Turning now to the merits of appel-lee’s contention, we are of the opinion that a police officer can impound an illegally or dangerously parked vehicle in the possession of the arrestee at the time of the arrest, and that the officer has no obligation to apprise the arrestee of the alternative procedures sanctioned by the department. State v. Dearden, 347 So.2d 462 (Fla.2d DCA 1977).

We are aware that our sister court in the fourth district has reached an opposite conclusion in several cases on this point (e. g., Session v. State, 353 So.2d 854 (Fla.4th DCA 1977)), while the First District Court of Appeal has adhered to our Dearden decision. Fields v. State, 369 So.2d 603 (Fla.1st DCA 1978). Because of the open split in authority, we have considered the point with special care. On principle, rather than on precedent, we conclude that police officers do not and should not carry the burden suggested by appellee, and that our decision in Dearden was correct.

What is involved at the crux of this matter is the constitutional prohibition against unreasonable searches and seizures.

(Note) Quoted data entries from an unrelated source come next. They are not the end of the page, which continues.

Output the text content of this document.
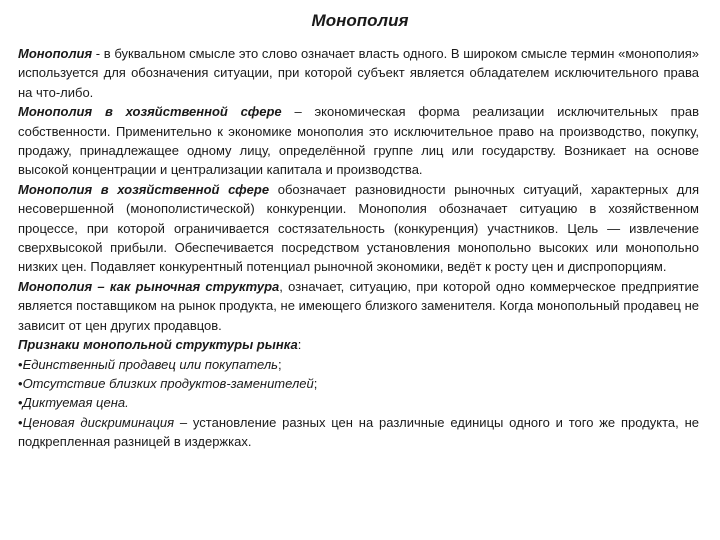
Монополия

Монополия - в буквальном смысле это слово означает власть одного. В широком смысле термин «монополия» используется для обозначения ситуации, при которой субъект является обладателем исключительного права на что-либо.

Монополия в хозяйственной сфере – экономическая форма реализации исключительных прав собственности. Применительно к экономике монополия это исключительное право на производство, покупку, продажу, принадлежащее одному лицу, определённой группе лиц или государству. Возникает на основе высокой концентрации и централизации капитала и производства.

Монополия в хозяйственной сфере обозначает разновидности рыночных ситуаций, характерных для несовершенной (монополистической) конкуренции. Монополия обозначает ситуацию в хозяйственном процессе, при которой ограничивается состязательность (конкуренция) участников. Цель — извлечение сверхвысокой прибыли. Обеспечивается посредством установления монопольно высоких или монопольно низких цен. Подавляет конкурентный потенциал рыночной экономики, ведёт к росту цен и диспропорциям.

Монополия – как рыночная структура, означает, ситуацию, при которой одно коммерческое предприятие является поставщиком на рынок продукта, не имеющего близкого заменителя. Когда монопольный продавец не зависит от цен других продавцов.

Признаки монопольной структуры рынка:

•Единственный продавец или покупатель;

•Отсутствие близких продуктов-заменителей;

•Диктуемая цена.

•Ценовая дискриминация – установление разных цен на различные единицы одного и того же продукта, не подкрепленная разницей в издержках.
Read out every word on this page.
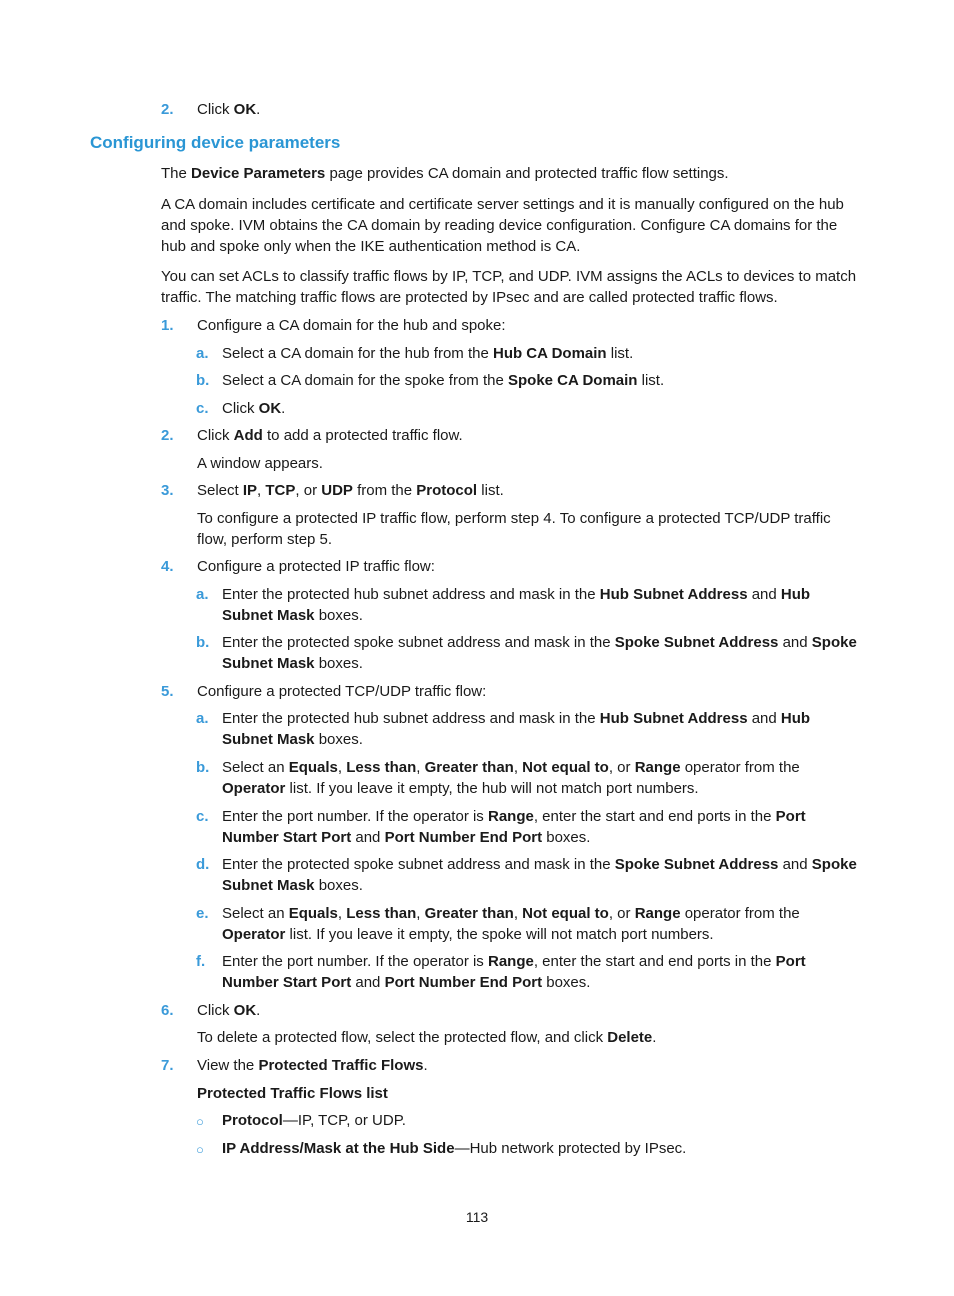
2.	Click OK.
Configuring device parameters
The Device Parameters page provides CA domain and protected traffic flow settings.
A CA domain includes certificate and certificate server settings and it is manually configured on the hub and spoke. IVM obtains the CA domain by reading device configuration. Configure CA domains for the hub and spoke only when the IKE authentication method is CA.
You can set ACLs to classify traffic flows by IP, TCP, and UDP. IVM assigns the ACLs to devices to match traffic. The matching traffic flows are protected by IPsec and are called protected traffic flows.
1.	Configure a CA domain for the hub and spoke:
a. Select a CA domain for the hub from the Hub CA Domain list.
b. Select a CA domain for the spoke from the Spoke CA Domain list.
c. Click OK.
2.	Click Add to add a protected traffic flow.
A window appears.
3.	Select IP, TCP, or UDP from the Protocol list.
To configure a protected IP traffic flow, perform step 4. To configure a protected TCP/UDP traffic flow, perform step 5.
4.	Configure a protected IP traffic flow:
a. Enter the protected hub subnet address and mask in the Hub Subnet Address and Hub Subnet Mask boxes.
b. Enter the protected spoke subnet address and mask in the Spoke Subnet Address and Spoke Subnet Mask boxes.
5.	Configure a protected TCP/UDP traffic flow:
a. Enter the protected hub subnet address and mask in the Hub Subnet Address and Hub Subnet Mask boxes.
b. Select an Equals, Less than, Greater than, Not equal to, or Range operator from the Operator list. If you leave it empty, the hub will not match port numbers.
c. Enter the port number. If the operator is Range, enter the start and end ports in the Port Number Start Port and Port Number End Port boxes.
d. Enter the protected spoke subnet address and mask in the Spoke Subnet Address and Spoke Subnet Mask boxes.
e. Select an Equals, Less than, Greater than, Not equal to, or Range operator from the Operator list. If you leave it empty, the spoke will not match port numbers.
f.	Enter the port number. If the operator is Range, enter the start and end ports in the Port Number Start Port and Port Number End Port boxes.
6.	Click OK.
To delete a protected flow, select the protected flow, and click Delete.
7.	View the Protected Traffic Flows.
Protected Traffic Flows list
○ Protocol—IP, TCP, or UDP.
○ IP Address/Mask at the Hub Side—Hub network protected by IPsec.
113
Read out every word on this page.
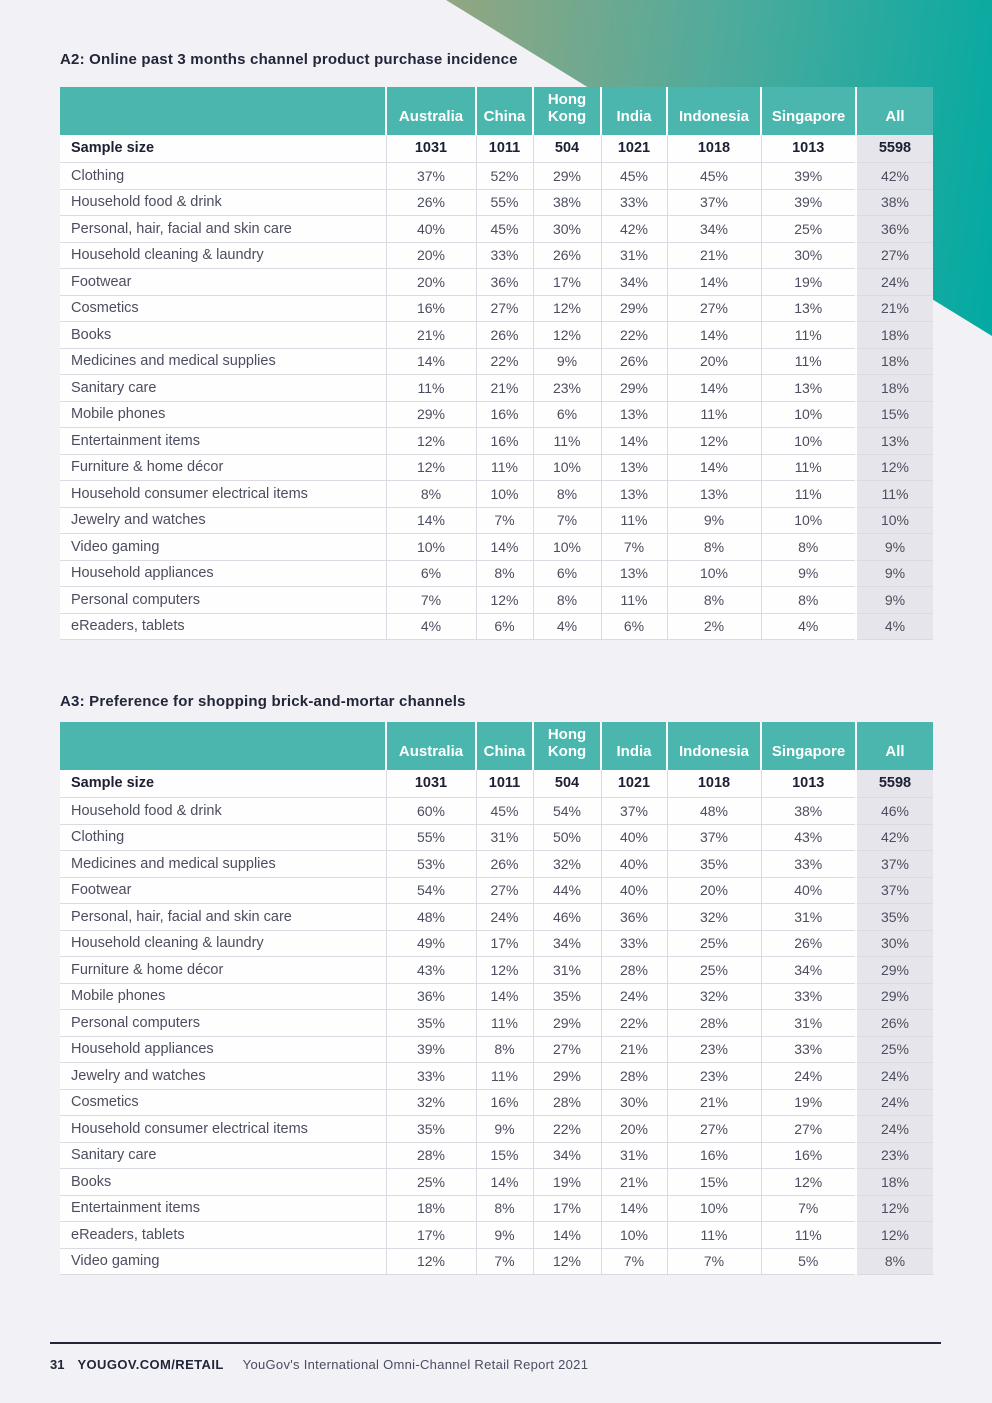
A2: Online past 3 months channel product purchase incidence
	Australia	China	Hong Kong	India	Indonesia	Singapore	All
Sample size	1031	1011	504	1021	1018	1013	5598
Clothing	37%	52%	29%	45%	45%	39%	42%
Household food & drink	26%	55%	38%	33%	37%	39%	38%
Personal, hair, facial and skin care	40%	45%	30%	42%	34%	25%	36%
Household cleaning & laundry	20%	33%	26%	31%	21%	30%	27%
Footwear	20%	36%	17%	34%	14%	19%	24%
Cosmetics	16%	27%	12%	29%	27%	13%	21%
Books	21%	26%	12%	22%	14%	11%	18%
Medicines and medical supplies	14%	22%	9%	26%	20%	11%	18%
Sanitary care	11%	21%	23%	29%	14%	13%	18%
Mobile phones	29%	16%	6%	13%	11%	10%	15%
Entertainment items	12%	16%	11%	14%	12%	10%	13%
Furniture & home décor	12%	11%	10%	13%	14%	11%	12%
Household consumer electrical items	8%	10%	8%	13%	13%	11%	11%
Jewelry and watches	14%	7%	7%	11%	9%	10%	10%
Video gaming	10%	14%	10%	7%	8%	8%	9%
Household appliances	6%	8%	6%	13%	10%	9%	9%
Personal computers	7%	12%	8%	11%	8%	8%	9%
eReaders, tablets	4%	6%	4%	6%	2%	4%	4%
A3: Preference for shopping brick-and-mortar channels
	Australia	China	Hong Kong	India	Indonesia	Singapore	All
Sample size	1031	1011	504	1021	1018	1013	5598
Household food & drink	60%	45%	54%	37%	48%	38%	46%
Clothing	55%	31%	50%	40%	37%	43%	42%
Medicines and medical supplies	53%	26%	32%	40%	35%	33%	37%
Footwear	54%	27%	44%	40%	20%	40%	37%
Personal, hair, facial and skin care	48%	24%	46%	36%	32%	31%	35%
Household cleaning & laundry	49%	17%	34%	33%	25%	26%	30%
Furniture & home décor	43%	12%	31%	28%	25%	34%	29%
Mobile phones	36%	14%	35%	24%	32%	33%	29%
Personal computers	35%	11%	29%	22%	28%	31%	26%
Household appliances	39%	8%	27%	21%	23%	33%	25%
Jewelry and watches	33%	11%	29%	28%	23%	24%	24%
Cosmetics	32%	16%	28%	30%	21%	19%	24%
Household consumer electrical items	35%	9%	22%	20%	27%	27%	24%
Sanitary care	28%	15%	34%	31%	16%	16%	23%
Books	25%	14%	19%	21%	15%	12%	18%
Entertainment items	18%	8%	17%	14%	10%	7%	12%
eReaders, tablets	17%	9%	14%	10%	11%	11%	12%
Video gaming	12%	7%	12%	7%	7%	5%	8%
31 YOUGOV.COM/RETAIL YouGov's International Omni-Channel Retail Report 2021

South Dakota v. Opperman, 428 U.S. 364, 96 S.Ct. 3092, 49 L.Ed.2d 1000 (1976). A search without a warrant is prima facie unreasonable, but there are certain permissible exceptions. One of them concerns persons who are arrested. Property in their possession at the time must be taken into official custody if necessary for safekeeping. It would be unthinkable for the police to simply leave an arrestee’s watch, ring and wallet, for example, at the scene of the arrest, or to otherwise fail to keep them safe. Such property must then be inventoried, so that both the owner and the authorities will know precisely what the police are responsible for. South Dakota v. Opperman, supra.

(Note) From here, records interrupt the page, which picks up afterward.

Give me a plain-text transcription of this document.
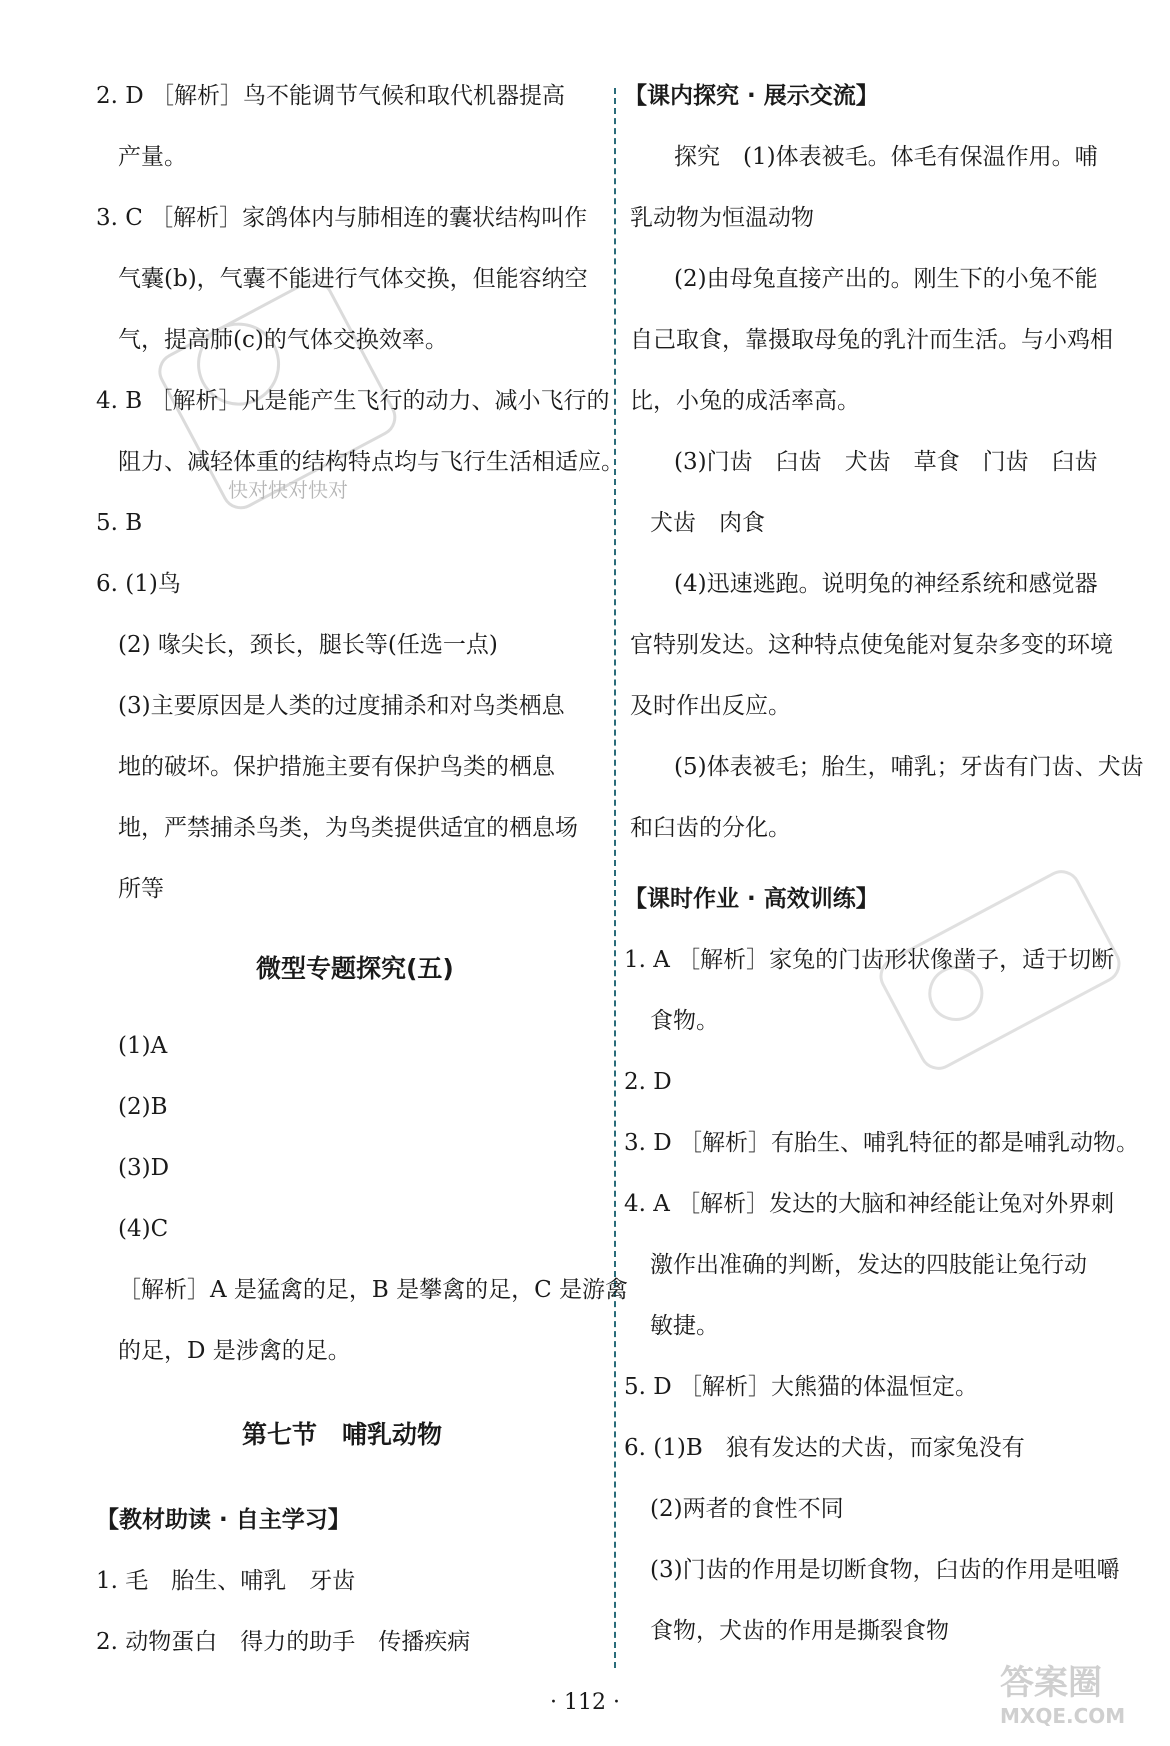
快对快对快对
答案圈
MXQE.COM
2. D ［解析］鸟不能调节气候和取代机器提高
产量。
3. C ［解析］家鸽体内与肺相连的囊状结构叫作
气囊(b)，气囊不能进行气体交换，但能容纳空
气，提高肺(c)的气体交换效率。
4. B ［解析］凡是能产生飞行的动力、减小飞行的
阻力、减轻体重的结构特点均与飞行生活相适应。
5. B
6. (1)鸟
(2) 喙尖长，颈长，腿长等(任选一点)
(3)主要原因是人类的过度捕杀和对鸟类栖息
地的破坏。保护措施主要有保护鸟类的栖息
地，严禁捕杀鸟类，为鸟类提供适宜的栖息场
所等
微型专题探究(五)
(1)A
(2)B
(3)D
(4)C
［解析］A 是猛禽的足，B 是攀禽的足，C 是游禽
的足，D 是涉禽的足。
第七节　哺乳动物
【教材助读 · 自主学习】
1. 毛　胎生、哺乳　牙齿
2. 动物蛋白　得力的助手　传播疾病
【课内探究 · 展示交流】
探究　(1)体表被毛。体毛有保温作用。哺
乳动物为恒温动物
(2)由母兔直接产出的。刚生下的小兔不能
自己取食，靠摄取母兔的乳汁而生活。与小鸡相
比，小兔的成活率高。
(3)门齿　臼齿　犬齿　草食　门齿　臼齿
犬齿　肉食
(4)迅速逃跑。说明兔的神经系统和感觉器
官特别发达。这种特点使兔能对复杂多变的环境
及时作出反应。
(5)体表被毛；胎生，哺乳；牙齿有门齿、犬齿
和臼齿的分化。
【课时作业 · 高效训练】
1. A ［解析］家兔的门齿形状像凿子，适于切断
食物。
2. D
3. D ［解析］有胎生、哺乳特征的都是哺乳动物。
4. A ［解析］发达的大脑和神经能让兔对外界刺
激作出准确的判断，发达的四肢能让兔行动
敏捷。
5. D ［解析］大熊猫的体温恒定。
6. (1)B　狼有发达的犬齿，而家兔没有
(2)两者的食性不同
(3)门齿的作用是切断食物，臼齿的作用是咀嚼
食物，犬齿的作用是撕裂食物
· 112 ·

Those same rules govern impoundment of a vehicle in the arrestee’s possession at the time he is arrested. The critical inquiry, of course, is whether impoundment of the vehicle is necessary in order to protect it or the motoring public. Altman v. State, 335 So.2d 626 (Fla.2d DCA 1976). Here, appellee’s truck was illegally parked and constituted a traffic hazard. Undeniably, it had to be moved. G. B. v. State, 339 So.2d 696 (Fla.2d DCA 1976); Godbee v. State, supra. The officers were faced with a “very intoxicated” owner, who was alone in the vehicle, and who made no alternative suggestions or requests. We see no lawful basis for faulting the officers in electing to impound the truck as the quickest and most reliable method of removing and safeguarding it. In a case presenting almost identical circumstances, this court has held that the police had “no alternative” to impounding the vehicle. State v. Cook, 358 So.2d 42 (Fla.2d DCA 1978). The various possibilities sanctioned by the instructions are primarily for the guidance of the officers under the particular circumstances confronting them, and not necessarily for the benefit of the arrestee.

The order of suppression is reversed and the case is remanded to the trial court for further proceedings.

BOARDMAN, Acting C. J., and GRIMES, J., concur.